Matura la voglia di regolamentazioni forti sulle attività di finanza. E anche parte del segreto bancario (non la doverosa riservatezza di banca quanto la disponibilità alla collaborazione fra amministrazioni di Paesi diversi sui conti di non residenti) viene messo in discussione. Soprattutto quando l'anonimato copre cifre rilevanti e il sospetto di evasione fiscale è forte. Il velo bancario è stato invece tolto, con il via libera di tutti i Paesi evoluti, in caso di illeciti penali. L'ostruzionismo rimane quando bisogna definire esattamente cosa è reato.

Per chi non ha grandi patrimoni il problema non esiste. E probabilmente c'è simpatia per la caduta delle barriere protettive. Sarà uno dei temi toccati dal G-20 il 2 aprile a Londra. Ne possono derivare riflessi sui flussi di denaro, immobiliari, valutari che toccano il risparmiatore-investitore. Molti Paesi vivono di finanza. Alcuni sono al nostro confine come il Principato di Monaco, la Svizzera, l'Austria. O la piccolissima Repubblica di San Marino che è parte dello Stivale.
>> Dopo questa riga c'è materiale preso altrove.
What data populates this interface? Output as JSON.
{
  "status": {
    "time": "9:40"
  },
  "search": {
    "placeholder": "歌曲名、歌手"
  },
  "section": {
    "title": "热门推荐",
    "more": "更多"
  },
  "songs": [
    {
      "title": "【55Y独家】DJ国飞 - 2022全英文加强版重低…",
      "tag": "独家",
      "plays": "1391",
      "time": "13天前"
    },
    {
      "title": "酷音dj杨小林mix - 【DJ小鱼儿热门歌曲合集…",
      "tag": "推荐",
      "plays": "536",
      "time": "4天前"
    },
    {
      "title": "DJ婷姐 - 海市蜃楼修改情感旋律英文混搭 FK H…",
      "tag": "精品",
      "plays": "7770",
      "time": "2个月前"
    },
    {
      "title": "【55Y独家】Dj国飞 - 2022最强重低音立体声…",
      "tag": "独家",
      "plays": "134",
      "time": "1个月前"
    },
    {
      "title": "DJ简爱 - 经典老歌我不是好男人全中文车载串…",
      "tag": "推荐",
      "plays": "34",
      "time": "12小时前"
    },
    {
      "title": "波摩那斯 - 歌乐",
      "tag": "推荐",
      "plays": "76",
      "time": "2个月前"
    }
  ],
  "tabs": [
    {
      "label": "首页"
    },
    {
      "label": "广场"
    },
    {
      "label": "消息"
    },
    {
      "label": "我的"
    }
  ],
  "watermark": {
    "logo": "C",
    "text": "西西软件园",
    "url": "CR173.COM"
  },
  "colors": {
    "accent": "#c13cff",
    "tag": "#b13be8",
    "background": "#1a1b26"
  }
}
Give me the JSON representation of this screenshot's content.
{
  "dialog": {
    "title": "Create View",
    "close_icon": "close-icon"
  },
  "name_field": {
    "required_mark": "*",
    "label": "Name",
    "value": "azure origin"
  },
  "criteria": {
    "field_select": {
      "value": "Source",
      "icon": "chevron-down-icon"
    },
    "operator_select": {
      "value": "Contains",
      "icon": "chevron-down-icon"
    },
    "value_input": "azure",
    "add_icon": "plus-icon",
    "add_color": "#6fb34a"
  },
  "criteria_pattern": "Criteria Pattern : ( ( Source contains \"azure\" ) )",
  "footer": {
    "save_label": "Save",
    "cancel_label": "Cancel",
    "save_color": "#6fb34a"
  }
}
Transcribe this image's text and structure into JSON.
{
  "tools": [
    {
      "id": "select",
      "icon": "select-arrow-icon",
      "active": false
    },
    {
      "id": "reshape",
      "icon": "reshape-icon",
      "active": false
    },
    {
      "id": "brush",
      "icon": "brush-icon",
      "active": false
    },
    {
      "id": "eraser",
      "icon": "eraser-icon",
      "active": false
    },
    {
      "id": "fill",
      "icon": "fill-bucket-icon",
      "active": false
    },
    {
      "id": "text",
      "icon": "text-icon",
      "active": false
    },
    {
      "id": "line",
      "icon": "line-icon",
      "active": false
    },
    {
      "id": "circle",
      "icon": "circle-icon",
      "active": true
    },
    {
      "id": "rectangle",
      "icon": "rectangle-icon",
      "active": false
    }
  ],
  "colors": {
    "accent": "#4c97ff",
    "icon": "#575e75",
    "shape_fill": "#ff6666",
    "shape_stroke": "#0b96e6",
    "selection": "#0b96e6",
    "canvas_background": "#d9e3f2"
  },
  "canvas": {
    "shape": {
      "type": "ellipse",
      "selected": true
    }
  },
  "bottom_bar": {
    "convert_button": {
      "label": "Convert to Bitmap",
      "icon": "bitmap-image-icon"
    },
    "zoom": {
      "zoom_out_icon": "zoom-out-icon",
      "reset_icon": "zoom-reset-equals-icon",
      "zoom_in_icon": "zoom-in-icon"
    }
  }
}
Altri sono facilmente raggiungibili in poche ore.

Mai come in questo momento i conti dei non residenti sono oggetto di attenzione. Quei soldi depositati e legittimamente posseduti dai proprietari fanno gola per recuperare flussi, perchè possano essere investiti nelle imprese o perchè rientrino come oggetto di imposizione fiscale. Non ci sarà da stupirsi se emergeranno proposte di nuovi "scudi fiscali". «C'è un po' di confusione – spiega Guglielmo Maisto, professore di diritto tributario presso l'Università Cattolica, socio fondatore di Maisto e Associati – fra paradisi fiscali, dove i regimi tributari favorevoli puntano ad attirare imprese, e i paradisi finanziari, che per richiamare le imprese puntano su norme che non garantiscono la trasparenza societaria, su minori controlli, e su un più marcato anonimato. Nel prossimo G-20 è prevedibile una più accentuata pressione verso Paesi che utilizzano normative e prassi ritenute non collaborative. Forse prima di affrontare il caso svizzero in sede di G-20, l'Unione Europea dovrà ripensare alla posizione dei tre Stati comunitari (Belgio, Lussemburgo e Austria) che hanno ottenuto di derogare al principio dello scambio di informazioni affermato come regola generale dalla Direttiva sul risparmio del 2003. Anche in sede Gafi (lotta al riciclaggio) l'asticella dovrà essere alzata se è vero che tanti Paesi sono riusciti a rientrare fra quelli virtuosi». Il duro contenzioso fra gli Usa e Ubs (vedi in pagina) segnala che l'aria è cambiata. C'è una proposta della Commissione Ue per combattere l'evasione fiscale: in sostanza, uno Stato non potrebbe più rifiutare informazioni sui non residenti se queste sono a disposizione di una banca o di un'altra istituzione finanziaria. Ora dovranno dire la loro Consiglio e Parlamento europeo. L'argomento è delicato, con rischi di scelte controproducenti. «Per i paradisi fiscali – aggiunge Maisto –, nell'immediato futuro prevedo che si possa sviluppare una competizione fra gli Stati per attrarre aziende che abbiano una reale operatività. L'Italia, al pari di tutti gli Stati aventi economie avanzate, dispone da tempo di norme volte a contrastare l'utilizzo indebito dei paradisi fiscali. Però, in linea con la tendenza dell'Ocse, non demonizza i paradisi fiscali. Una demonizzazione indiscriminata renderebbe meno competitive le imprese italiane rispetto a quelle di altri Stati industrializzati che adottano un approccio meno repressivo».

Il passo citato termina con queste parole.